There are very few decent books written about football. In fact, I can only think of two - The Glory Game (Mainstream) by Hunter Davies, a fly-on-the-wall account of a year in the life of my beloved Tottenham Hotspur, and Eamon Dunphy's It's Only a Game (Penguin), a tale of life playing for Millwall. I'm told that Fever Pitch (Indigo) is not bad, but I refuse to read it because it's about Arsenal. Still, all football nuts will love The Miracle of Castel di Sangro by Joe McGinniss (Little, Brown). It tells the story of the Italian football team from the tiny town (population 5,000) that won promotion to SerieB, the equivalent of the English first division.
Jim Crace's Being Dead (Viking) stirred a powerful amalgam of emotions - the novel lays bare the human hunger for significance and its touching frailty when set against the arbitrary, remorseless universe in which we live. Marcus Chown's The Magic Furnace (Cape) is an eminently readable piece of science history dealing with the quest to discover the nature of matter, recounted with a novelist's eye for character and suspense.
V S Naipaul's Letters Between a Father and Son (Little, Brown) is a graceful example of a fading genre - the collected e-mails will soon replace the long tradition of English letters. Written in youth, while Naipaul was at Oxford, they are charmingly fussy and self-regarding; but the book is also a harrowing family memoir: the young man's hopes and powers begin to soar just as the father's own spirit sags. Jan Morris's Lincoln (Penguin) is exactly as one would expect: much better than one could expect. Morris has always been the most personal and beguiling of historians, loving the tang and pageantry of her subjects. Abraham Lincoln proves a robust punchball, absorbing her dislike of officious puritans and winking before he slides back into epic. Finally, Jose Saramago's All the Names (Harvill) reminded us why he won last year's Nobel. It traces the effects of a clerical error on the life of the world, and is both light and grave, elaborate and simple. A lovely adventure, a search for an unknown woman, floats on sentences that topple over one another like waves.
I was greatly impressed by Frances Stonor Saunders' Who Paid the Piper? - a comprehensive and brilliantly written account of the CIA's involvement in the cultural cold war against the Soviet Union. Having myself been on the fringes of this most subtle, civilised and successful propaganda operation in London, it is fascinating to now learn about what the centre in Washington and Paris was getting up to - or down to - all over the world. Part thriller and part morality tale, this is a scholarly historical work which makes you think as well as shudder, cheer with approval as well as sigh with disbelief. And given that the author was not alive at the time, I was pleasantly surprised by her valiant efforts to understand as well as censure.
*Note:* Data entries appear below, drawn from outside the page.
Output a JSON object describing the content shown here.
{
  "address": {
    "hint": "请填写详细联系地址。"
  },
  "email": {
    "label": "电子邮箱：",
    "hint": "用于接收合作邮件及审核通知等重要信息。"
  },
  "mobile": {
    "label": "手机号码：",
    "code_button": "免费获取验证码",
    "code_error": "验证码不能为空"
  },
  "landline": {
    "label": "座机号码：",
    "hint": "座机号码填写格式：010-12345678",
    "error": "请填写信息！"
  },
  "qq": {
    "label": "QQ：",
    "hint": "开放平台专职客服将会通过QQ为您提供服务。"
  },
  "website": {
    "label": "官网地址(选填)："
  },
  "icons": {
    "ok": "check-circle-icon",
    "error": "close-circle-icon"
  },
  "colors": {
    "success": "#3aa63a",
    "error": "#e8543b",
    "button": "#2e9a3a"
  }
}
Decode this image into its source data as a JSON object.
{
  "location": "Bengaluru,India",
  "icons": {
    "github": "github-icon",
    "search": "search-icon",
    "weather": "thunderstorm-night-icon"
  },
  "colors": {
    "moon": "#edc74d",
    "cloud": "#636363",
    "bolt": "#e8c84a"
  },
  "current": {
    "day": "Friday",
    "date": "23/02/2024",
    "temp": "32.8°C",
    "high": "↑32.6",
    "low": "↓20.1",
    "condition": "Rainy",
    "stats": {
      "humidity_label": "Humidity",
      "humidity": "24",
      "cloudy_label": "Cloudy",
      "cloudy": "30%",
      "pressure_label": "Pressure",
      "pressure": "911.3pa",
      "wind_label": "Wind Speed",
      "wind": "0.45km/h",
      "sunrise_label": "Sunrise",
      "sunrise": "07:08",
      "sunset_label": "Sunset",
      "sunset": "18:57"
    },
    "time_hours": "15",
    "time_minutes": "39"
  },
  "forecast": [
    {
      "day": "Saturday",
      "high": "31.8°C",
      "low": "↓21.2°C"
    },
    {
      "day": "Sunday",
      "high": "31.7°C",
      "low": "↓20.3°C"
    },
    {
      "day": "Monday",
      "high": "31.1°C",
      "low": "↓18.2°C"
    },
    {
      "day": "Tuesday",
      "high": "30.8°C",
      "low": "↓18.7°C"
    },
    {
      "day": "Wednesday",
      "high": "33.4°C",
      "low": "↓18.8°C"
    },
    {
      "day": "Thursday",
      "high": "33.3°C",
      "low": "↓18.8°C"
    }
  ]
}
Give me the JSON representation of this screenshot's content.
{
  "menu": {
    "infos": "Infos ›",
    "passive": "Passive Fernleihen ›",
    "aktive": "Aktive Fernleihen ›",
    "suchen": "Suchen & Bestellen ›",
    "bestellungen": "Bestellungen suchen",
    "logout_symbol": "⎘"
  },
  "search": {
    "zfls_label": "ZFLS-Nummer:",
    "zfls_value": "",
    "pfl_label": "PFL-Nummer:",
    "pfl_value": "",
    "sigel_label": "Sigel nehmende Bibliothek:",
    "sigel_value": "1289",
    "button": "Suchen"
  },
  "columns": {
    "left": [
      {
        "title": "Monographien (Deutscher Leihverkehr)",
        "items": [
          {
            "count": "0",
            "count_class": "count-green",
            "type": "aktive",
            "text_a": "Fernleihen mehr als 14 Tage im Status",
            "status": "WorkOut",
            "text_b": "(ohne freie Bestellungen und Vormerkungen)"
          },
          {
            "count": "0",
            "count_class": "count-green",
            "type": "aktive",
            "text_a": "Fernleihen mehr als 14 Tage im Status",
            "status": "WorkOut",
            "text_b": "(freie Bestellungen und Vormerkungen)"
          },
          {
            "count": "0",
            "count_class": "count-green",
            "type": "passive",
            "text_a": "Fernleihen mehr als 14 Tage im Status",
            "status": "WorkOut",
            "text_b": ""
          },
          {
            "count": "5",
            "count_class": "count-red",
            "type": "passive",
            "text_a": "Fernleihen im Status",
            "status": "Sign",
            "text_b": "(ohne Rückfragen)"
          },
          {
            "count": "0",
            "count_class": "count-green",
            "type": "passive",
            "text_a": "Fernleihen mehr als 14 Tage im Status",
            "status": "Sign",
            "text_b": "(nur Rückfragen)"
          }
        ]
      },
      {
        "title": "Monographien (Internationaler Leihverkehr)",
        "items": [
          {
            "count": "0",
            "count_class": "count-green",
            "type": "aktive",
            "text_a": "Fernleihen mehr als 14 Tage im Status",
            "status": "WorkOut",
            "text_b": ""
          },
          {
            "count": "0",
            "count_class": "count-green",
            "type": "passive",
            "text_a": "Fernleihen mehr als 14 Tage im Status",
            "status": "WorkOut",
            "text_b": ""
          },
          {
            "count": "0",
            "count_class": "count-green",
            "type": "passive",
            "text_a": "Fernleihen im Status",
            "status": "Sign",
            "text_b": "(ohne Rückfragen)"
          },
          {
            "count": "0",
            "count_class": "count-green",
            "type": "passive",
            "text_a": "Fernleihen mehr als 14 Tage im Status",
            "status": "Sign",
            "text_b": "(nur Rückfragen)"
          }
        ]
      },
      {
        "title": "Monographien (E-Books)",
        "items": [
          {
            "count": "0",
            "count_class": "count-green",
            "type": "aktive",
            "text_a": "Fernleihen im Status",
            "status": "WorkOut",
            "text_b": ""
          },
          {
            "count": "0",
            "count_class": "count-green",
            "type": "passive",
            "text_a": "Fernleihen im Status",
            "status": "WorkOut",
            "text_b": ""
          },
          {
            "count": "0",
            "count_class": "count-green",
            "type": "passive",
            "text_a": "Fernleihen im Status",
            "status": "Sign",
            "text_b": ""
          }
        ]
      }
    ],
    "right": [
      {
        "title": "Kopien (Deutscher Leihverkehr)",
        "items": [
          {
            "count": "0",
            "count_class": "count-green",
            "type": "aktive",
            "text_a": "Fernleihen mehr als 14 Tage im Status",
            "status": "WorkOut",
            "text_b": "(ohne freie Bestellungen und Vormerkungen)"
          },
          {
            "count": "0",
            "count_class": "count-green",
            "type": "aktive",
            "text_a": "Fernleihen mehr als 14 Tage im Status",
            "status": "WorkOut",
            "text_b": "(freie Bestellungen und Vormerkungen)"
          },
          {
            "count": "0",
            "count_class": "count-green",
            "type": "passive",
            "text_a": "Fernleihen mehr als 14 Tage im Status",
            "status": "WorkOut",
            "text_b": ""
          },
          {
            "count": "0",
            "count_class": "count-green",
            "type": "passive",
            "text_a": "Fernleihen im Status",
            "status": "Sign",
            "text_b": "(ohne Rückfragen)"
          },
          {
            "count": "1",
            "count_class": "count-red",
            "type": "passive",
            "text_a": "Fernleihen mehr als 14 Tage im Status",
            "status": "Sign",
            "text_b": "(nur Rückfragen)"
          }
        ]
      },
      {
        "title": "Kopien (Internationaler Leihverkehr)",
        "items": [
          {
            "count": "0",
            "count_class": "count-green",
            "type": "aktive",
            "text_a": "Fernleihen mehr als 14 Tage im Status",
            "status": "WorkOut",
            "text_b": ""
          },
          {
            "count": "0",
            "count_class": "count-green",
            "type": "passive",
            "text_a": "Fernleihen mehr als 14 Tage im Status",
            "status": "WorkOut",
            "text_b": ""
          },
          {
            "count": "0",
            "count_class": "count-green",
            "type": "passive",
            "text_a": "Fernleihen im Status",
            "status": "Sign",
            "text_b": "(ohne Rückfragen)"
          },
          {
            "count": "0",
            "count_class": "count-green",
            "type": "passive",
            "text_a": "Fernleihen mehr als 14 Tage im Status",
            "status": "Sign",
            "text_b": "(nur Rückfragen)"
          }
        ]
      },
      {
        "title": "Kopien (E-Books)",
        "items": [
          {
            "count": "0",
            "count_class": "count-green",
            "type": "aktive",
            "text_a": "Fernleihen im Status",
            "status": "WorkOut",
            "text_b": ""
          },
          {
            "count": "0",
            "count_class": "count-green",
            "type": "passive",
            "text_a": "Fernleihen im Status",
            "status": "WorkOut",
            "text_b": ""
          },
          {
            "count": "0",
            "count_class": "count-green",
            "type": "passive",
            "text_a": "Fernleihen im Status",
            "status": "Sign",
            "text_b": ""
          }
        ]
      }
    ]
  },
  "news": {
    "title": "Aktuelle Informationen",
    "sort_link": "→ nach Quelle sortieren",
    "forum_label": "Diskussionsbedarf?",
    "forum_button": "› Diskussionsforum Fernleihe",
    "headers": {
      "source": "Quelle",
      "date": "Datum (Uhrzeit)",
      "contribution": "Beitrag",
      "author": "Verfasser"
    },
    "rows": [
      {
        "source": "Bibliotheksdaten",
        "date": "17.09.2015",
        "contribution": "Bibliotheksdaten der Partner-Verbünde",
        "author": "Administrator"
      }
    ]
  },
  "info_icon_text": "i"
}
In a dreadful year some exceptions were: The World's Smallest Unicorn and Other Stories by Shena Mackay (Cape) and Nicholas Shakespeare's monumental biography of Bruce Chatwin. Two extraordinary fiction classics were reprinted by Persephone books: Susan Glaspell's Fidelity and Cicely Hamilton's William: an Englishman. Matthew Stokoe's hypnotically repellent Cows (Creation Books) achieved cult status and James St James's Disco Bloodbath (Sceptre) gave a wicked and witty account of New York clubland.